A few thoughts by John Nalivka: Markets, government and the Fifth Amendment

On June 22, the Supreme Court ruled in favor of California raisin grower, Marvin Horne, striking down the raisin price-support program. There are probably few people in the cattle industry who know much, if anything, about the raisin price-support program or for that matter even care. However, this ruling is as important to cattlemen as it is to raisin growers.

In this decision, the Supreme Court ruled that the 80 year old raisin program unconstitutionally requires growers to surrender their crop to the government for future sale.
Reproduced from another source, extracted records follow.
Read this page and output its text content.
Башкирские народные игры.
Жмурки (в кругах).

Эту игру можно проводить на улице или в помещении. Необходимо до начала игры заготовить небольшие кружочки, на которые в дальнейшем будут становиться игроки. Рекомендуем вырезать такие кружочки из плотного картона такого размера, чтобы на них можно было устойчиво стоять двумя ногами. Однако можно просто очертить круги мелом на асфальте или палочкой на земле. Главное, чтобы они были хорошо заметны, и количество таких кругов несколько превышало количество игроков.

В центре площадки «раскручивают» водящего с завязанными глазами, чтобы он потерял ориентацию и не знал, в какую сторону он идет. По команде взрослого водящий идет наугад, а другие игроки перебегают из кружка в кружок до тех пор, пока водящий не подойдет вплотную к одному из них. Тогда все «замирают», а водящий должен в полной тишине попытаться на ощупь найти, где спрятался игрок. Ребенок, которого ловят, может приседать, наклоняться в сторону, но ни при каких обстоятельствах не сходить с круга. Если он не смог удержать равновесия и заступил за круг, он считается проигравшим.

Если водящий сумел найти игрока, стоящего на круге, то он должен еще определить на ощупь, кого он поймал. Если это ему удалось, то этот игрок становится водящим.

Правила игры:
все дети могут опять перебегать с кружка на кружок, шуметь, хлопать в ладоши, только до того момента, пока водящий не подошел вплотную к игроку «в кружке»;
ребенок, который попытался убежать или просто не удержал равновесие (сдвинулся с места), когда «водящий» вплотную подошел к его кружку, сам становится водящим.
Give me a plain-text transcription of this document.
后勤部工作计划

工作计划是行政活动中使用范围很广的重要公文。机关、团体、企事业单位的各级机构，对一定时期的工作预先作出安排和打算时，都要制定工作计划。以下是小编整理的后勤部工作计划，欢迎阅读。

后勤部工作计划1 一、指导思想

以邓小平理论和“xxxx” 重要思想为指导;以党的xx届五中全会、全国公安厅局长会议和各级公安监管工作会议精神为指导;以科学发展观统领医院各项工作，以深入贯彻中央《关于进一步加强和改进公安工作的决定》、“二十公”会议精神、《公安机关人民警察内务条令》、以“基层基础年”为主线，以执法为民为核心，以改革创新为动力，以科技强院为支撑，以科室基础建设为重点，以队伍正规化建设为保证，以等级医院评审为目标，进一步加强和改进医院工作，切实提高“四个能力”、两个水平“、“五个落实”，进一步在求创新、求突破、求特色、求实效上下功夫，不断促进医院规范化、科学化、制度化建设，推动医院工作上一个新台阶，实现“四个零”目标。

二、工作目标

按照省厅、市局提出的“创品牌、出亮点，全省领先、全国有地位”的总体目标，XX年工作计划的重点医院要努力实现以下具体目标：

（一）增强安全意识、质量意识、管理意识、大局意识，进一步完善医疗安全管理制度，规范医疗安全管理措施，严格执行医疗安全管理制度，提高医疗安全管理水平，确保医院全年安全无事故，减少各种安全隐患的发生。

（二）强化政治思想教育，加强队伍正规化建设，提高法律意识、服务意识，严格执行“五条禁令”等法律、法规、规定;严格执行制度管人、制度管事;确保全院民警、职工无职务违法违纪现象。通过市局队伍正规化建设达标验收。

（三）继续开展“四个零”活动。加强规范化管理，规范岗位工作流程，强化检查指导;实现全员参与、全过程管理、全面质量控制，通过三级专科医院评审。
As Chief Justice John Roberts wrote for the court, the federal program violates the Fifth Amendment of the U.S. Constitution by taking private property “for public use without just compensation.”

For ranchers with federal lands grazing permits, BLM and Forest Service, the examples of takings without just compensation are many. While these do not involve the seizure of a commodity as in the case of the raisin program, they do involve the government taking a grazing right. I have completed numerous studies analyzing the value of federal grazing permits and testified in federal court. Most of these involved the loss of federal grazing as the result of government decisions. Grazing permits have a capitalized value that is attached to the ranch. This value is established and realized in the marketplace when western ranches with federal grazing permits are bought and sold. Many ranches have established long time historical use of federal lands grazing that oftentimes precedes the creation of the Forest Service or Bureau of Land Management. If the government reduces the active use of those Federal AUMs and subsequently reduces the carrying capacity of the ranch, that decision affects the economic viability and value of the ranch.

Whether there is a right attached to federal grazing permits has been a topic of much debate, in and out of court. In my opinion and many ranchers, there is a property right and consequently, this is a taking of private property without just compensation. Perhaps, the recent decision by the Supreme Court will be one step closer to establishing that fact.